Great Gray Owl
If you wake to a series of deep, rhythmic “whoos,” it’s probably this 2.5-pound owl, Yosemite’s largest. It perches in the broken tops of tall trees near open meadows. The endangered owl is distinguished by a white mustache (fuzzy feathers beneath the beak) and black bow tie (dark chin feathers). It averages 27 inches tall with a massive 60-inch wingspan. Concentric circles ring its yellow eyes. Facial discs (called ruffs) focus sound to its ears—it can hear prey burrowing beneath two feet of snow. And to get that concealed rodent? The owl can crash through a snowpack that would support a 180-pound hiker.

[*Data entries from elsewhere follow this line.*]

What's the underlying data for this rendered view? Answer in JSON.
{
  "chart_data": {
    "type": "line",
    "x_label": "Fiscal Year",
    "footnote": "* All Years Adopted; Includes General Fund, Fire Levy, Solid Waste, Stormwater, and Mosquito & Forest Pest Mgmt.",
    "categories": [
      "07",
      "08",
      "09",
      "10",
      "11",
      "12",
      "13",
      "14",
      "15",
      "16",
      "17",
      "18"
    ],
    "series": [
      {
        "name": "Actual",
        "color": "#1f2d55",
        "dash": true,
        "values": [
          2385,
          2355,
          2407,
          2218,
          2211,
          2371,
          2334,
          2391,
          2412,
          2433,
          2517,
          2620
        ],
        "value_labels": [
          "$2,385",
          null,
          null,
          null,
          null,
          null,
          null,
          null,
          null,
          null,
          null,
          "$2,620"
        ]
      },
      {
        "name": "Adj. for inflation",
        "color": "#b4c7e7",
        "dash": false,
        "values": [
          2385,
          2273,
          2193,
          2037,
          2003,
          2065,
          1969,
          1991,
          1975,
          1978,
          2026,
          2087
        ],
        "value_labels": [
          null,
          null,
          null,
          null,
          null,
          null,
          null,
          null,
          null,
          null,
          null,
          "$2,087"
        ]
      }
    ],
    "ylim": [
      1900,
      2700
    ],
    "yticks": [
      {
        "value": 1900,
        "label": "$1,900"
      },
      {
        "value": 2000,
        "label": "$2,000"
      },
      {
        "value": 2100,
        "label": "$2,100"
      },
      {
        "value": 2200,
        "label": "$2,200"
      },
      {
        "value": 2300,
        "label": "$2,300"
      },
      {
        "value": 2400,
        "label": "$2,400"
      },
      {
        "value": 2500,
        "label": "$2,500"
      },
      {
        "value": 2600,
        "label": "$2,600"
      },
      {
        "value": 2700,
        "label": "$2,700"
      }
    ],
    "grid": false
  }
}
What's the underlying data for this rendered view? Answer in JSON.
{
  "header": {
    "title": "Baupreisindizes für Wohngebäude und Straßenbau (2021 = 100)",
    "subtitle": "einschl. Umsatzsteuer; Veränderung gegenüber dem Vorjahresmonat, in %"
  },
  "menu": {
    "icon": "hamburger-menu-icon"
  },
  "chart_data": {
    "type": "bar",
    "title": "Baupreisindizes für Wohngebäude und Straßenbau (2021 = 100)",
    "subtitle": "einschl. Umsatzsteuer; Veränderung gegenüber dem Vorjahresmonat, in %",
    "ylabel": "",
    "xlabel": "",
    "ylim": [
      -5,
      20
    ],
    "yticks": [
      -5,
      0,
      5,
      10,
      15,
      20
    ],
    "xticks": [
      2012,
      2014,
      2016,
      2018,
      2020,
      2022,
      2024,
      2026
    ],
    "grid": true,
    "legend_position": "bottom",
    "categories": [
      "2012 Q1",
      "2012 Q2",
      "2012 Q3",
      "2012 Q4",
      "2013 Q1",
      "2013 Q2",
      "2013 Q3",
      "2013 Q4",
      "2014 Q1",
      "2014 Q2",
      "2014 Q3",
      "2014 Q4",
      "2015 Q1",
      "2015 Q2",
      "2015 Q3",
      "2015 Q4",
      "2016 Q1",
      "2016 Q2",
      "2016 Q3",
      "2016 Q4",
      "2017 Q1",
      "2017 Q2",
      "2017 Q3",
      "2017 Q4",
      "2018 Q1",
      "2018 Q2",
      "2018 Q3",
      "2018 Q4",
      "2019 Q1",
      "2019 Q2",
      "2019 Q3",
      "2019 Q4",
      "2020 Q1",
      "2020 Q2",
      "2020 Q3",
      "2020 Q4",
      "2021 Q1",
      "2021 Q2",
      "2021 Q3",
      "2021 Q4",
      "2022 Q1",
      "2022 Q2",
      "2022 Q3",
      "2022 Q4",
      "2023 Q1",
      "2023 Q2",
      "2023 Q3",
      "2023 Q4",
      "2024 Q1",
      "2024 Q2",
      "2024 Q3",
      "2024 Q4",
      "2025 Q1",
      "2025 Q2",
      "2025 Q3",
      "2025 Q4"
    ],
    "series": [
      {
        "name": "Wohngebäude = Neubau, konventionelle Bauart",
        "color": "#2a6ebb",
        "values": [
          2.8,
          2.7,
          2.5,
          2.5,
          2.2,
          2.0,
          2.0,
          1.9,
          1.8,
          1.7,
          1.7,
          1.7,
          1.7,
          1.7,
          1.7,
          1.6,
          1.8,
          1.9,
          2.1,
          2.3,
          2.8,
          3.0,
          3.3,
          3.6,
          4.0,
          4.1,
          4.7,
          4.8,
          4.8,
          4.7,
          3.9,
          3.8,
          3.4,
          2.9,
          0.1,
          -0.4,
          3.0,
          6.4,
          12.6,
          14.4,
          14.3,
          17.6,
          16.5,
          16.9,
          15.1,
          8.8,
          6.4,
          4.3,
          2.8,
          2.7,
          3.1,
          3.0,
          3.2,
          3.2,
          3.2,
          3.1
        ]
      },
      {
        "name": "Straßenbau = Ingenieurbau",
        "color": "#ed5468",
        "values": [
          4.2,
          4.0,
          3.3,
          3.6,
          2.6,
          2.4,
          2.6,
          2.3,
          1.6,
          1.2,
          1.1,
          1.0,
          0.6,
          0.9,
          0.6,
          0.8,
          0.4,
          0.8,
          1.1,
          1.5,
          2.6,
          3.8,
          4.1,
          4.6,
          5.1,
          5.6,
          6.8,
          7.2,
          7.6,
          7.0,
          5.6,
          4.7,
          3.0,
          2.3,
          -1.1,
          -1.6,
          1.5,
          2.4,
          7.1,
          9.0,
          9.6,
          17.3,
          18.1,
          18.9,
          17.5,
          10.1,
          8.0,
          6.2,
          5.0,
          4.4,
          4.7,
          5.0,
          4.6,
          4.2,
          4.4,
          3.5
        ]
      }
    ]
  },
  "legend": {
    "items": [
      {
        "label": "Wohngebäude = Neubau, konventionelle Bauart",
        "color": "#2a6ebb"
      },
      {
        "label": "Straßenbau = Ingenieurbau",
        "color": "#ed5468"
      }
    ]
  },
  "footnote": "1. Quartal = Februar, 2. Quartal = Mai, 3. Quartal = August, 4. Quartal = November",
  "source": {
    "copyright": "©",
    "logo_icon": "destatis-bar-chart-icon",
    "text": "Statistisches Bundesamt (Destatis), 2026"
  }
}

Yosemite’s notoriously cunning black bears don’t stop thieving in the winter. Even if snow covers the Badger Pass parking lot, you still need to bearproof your car. Though they’re not as active during the winter months, many black bears skip hibernation if they can continue to feast on Snickers and fast-food fries from your floorboard. “Your car is just a can, and their claws are the can opener,” says Yosemite Park Ranger Keri Cobb. “I’ve seen them punch out windows just to get a tube of toothpaste. It happens every month of the year.” Store all food in a locker at the trailhead and use a canister on the trail. Food is anything with a scent, including canned goods, trash, and toiletries. Be extra-vigilant if you own a minivan. These cars represented 29 percent of the 908 vehicles ravaged by bears between 2001 and 2007, though they made up just seven percent of all the cars in the park.
Traffic congestion in Yosemite Valley has become such a concern–hour-long entrance lines are common–that officials are considering banning private cars. Visitors registered at a hotel or campground would be allowed to enter, while others would use a free shuttle bus (or bicycles). According to a recent survey, 84 percent of visitors listed sightseeing or taking a scenic drive as their only activity. Discuss: Is this regulation good for the park, even if it causes a drop in overall visitation?